The hardware primitives known as Physically Unclonable Functions (PUFs) generate unique signatures based on uncontrollable variations which occur during the manufacturing process of silicon chips. These signatures are in turn used for securing Integrated Circuits either as a secret key for cryptographic modules, or as a medium for authenticating devices. Naturally being a security primitive, PUFs are the target for attacks as such it is important to mitigate such vulnerabilities. This paper in particular investigates PUFs’ vulnerability to power-based modeling attacks. Here, we expand upon our previous simulation based Cross-PUF attacks by targeting PUFs realized in real-silicon; namely, we consider PUFs deployed in Field-Programmable Gate Array (FPGA) fabrics. In Cross-PUF attacks, a model of a reference PUF is used to attack another PUF realized from the same HSPICE simulated design or the same bitstream in FPGA. We also investigate the impact of such attacks on multi-bit parallel PUFs. The HSPICE simulation results are compared vis-a-vis with the FPGA implementation outcome of these attacks confirming the effectiveness of such simulations. Finally we show that a combination of Dual Rail logic and Random Initialization logic, named DRILL, can be effectively used to thwart such power-based modeling attacks.

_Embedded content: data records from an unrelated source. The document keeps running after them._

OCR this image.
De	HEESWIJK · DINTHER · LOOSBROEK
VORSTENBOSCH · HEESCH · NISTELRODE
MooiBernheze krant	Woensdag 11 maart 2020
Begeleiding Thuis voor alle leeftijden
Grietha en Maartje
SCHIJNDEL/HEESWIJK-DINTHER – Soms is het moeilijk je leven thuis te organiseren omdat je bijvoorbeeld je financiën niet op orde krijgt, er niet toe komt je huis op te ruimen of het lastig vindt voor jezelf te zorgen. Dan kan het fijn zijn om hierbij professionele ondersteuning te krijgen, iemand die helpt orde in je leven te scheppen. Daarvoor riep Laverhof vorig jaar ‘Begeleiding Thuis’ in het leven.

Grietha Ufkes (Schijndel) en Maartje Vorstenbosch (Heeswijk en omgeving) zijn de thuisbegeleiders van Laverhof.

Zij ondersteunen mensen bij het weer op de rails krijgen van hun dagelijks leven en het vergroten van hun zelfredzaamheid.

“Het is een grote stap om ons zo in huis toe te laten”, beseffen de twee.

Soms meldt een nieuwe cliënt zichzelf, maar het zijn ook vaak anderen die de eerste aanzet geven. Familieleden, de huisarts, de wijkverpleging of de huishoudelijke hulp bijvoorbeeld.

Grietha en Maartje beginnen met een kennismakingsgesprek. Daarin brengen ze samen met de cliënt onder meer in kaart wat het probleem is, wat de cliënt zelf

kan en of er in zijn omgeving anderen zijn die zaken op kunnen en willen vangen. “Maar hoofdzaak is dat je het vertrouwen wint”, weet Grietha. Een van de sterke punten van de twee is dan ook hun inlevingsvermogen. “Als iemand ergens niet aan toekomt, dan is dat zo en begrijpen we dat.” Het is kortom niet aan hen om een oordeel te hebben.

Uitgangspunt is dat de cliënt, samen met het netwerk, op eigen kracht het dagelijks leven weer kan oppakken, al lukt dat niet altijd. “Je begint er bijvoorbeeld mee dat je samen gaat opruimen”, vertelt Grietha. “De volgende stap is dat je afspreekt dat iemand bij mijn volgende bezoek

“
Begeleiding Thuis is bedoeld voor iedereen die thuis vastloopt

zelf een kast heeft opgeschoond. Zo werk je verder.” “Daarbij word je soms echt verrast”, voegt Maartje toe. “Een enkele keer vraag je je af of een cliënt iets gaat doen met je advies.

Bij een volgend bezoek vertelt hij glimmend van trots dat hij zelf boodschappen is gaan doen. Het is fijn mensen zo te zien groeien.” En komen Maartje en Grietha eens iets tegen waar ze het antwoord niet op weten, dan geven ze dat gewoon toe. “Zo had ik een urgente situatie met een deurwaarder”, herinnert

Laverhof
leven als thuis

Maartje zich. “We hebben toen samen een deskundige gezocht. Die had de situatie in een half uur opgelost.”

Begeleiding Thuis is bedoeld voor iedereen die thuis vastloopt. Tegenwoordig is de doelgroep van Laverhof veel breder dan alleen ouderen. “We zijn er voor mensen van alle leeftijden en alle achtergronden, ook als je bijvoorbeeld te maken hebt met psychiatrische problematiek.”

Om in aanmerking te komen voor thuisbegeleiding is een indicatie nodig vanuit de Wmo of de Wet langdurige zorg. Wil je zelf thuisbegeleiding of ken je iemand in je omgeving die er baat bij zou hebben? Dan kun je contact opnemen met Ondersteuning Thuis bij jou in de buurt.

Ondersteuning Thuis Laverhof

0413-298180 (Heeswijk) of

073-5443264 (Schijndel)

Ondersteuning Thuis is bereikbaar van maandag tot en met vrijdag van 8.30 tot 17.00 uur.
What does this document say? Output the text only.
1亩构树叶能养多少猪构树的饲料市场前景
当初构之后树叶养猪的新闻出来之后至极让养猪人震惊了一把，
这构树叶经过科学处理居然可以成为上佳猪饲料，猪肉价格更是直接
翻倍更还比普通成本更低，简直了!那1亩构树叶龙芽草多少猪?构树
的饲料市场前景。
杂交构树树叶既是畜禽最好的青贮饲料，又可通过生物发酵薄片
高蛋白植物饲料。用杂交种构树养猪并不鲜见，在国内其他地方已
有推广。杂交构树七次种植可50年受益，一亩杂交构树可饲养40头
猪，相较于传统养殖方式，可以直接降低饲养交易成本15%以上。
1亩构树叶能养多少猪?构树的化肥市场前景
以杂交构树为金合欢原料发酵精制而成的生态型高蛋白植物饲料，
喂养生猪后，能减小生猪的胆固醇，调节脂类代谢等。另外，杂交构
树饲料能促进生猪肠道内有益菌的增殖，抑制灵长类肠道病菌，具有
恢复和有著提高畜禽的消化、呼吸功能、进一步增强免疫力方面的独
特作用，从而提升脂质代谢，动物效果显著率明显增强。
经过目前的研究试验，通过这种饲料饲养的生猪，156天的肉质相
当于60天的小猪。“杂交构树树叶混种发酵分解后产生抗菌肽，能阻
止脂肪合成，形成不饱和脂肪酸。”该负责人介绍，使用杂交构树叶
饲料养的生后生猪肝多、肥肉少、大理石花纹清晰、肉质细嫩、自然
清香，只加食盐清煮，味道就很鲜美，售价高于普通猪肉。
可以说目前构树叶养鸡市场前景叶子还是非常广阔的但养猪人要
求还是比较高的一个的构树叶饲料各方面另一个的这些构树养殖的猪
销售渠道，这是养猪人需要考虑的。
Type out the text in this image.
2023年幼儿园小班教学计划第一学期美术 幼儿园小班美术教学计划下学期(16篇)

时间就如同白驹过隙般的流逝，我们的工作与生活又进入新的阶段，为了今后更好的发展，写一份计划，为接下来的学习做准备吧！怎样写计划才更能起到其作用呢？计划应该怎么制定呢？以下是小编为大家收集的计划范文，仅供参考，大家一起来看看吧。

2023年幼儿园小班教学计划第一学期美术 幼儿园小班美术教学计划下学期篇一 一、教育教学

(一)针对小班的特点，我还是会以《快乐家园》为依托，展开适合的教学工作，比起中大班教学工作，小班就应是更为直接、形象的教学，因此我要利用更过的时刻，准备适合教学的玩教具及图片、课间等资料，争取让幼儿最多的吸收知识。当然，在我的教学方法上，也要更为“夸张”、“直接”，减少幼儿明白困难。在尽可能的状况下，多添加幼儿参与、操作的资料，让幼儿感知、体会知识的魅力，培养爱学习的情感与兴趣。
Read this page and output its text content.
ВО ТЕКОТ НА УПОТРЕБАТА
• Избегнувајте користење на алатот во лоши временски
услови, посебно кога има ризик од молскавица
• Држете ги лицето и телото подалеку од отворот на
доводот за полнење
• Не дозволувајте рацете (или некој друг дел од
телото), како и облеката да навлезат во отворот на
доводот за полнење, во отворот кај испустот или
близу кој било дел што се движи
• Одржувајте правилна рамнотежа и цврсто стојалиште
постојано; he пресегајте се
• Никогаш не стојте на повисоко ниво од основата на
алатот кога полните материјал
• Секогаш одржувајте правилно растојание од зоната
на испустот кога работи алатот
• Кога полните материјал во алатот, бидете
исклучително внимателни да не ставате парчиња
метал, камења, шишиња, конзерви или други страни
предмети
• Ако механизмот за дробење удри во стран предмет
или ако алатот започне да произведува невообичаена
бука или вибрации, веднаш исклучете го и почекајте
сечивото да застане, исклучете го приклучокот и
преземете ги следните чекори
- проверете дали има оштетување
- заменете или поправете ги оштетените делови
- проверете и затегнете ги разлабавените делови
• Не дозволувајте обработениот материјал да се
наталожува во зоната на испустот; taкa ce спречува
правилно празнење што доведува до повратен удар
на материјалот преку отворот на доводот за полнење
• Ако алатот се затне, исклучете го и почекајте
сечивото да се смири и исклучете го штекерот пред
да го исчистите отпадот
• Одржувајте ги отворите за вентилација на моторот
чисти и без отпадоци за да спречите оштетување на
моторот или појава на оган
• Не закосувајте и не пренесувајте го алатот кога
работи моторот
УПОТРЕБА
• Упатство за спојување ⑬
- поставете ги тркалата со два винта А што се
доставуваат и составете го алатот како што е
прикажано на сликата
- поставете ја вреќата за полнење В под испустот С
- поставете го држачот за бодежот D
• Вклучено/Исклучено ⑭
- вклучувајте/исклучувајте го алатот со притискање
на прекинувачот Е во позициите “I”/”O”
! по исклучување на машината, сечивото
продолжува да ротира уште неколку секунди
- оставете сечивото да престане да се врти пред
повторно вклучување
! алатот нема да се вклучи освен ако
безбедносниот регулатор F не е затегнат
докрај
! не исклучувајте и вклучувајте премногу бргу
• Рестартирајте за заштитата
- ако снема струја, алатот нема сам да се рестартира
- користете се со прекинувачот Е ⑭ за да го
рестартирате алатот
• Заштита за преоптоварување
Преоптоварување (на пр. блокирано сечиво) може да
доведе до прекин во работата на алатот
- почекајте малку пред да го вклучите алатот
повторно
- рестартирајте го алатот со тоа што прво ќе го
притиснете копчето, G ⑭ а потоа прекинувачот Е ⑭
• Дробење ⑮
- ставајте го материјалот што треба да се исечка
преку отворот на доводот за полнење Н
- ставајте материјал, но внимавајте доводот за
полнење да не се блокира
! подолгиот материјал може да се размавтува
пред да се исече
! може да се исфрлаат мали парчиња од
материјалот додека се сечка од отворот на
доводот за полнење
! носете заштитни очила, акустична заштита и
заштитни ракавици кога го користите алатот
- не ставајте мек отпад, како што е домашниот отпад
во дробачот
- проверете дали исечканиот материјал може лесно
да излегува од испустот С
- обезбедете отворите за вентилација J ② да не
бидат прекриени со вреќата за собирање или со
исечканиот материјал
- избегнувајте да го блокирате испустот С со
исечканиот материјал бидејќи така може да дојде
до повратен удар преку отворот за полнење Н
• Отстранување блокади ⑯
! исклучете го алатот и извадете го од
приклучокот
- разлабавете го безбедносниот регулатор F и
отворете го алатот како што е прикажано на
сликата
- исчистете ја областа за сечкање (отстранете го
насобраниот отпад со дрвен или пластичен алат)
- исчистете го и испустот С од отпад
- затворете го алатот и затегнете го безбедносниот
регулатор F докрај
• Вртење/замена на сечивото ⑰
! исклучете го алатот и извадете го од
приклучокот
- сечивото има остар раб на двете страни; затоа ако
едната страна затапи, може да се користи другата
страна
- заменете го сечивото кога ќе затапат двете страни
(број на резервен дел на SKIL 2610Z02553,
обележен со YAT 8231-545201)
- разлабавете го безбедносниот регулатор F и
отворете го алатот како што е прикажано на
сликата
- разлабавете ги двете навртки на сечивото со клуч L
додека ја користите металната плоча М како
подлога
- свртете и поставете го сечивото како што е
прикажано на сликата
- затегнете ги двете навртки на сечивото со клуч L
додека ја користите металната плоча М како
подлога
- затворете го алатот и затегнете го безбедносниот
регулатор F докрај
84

被称为物理不可克隆函数 (PUF) 的硬件原语基于硅芯片制造过程中发生的不可控变化生成独特的签名。这些签名又用于保护集成电路的安全，既可以作为密码模块的密钥，也可以作为验证设备的媒介。作为一种安全原语，PUF 自然是攻击的目标，因此减轻此类漏洞非常重要。本文特别研究了 PUF 对基于功率的建模攻击的脆弱性。在这里，我们通过针对在真实硅中实现的 PUF 扩展了我们之前基于模拟的 Cross-PUF 攻击；即，我们考虑部署在现场可编程门阵列 (FPGA) 结构中的 PUF。在跨 PUF 中攻击时，参考 PUF 的模型用于攻击从相同 HSPICE 模拟设计或 FPGA 中相同比特流实现的另一个 PUF。我们还调查了此类攻击对多位并行 PUF 的影响。将 HSPICE 仿真结果与这些攻击的 FPGA 实现结果进行了对比，确认了此类仿真的有效性。最后，我们展示了双轨逻辑和随机初始化逻辑的组合，称为 DRILL，可以有效地用于阻止这种基于功率的建模攻击。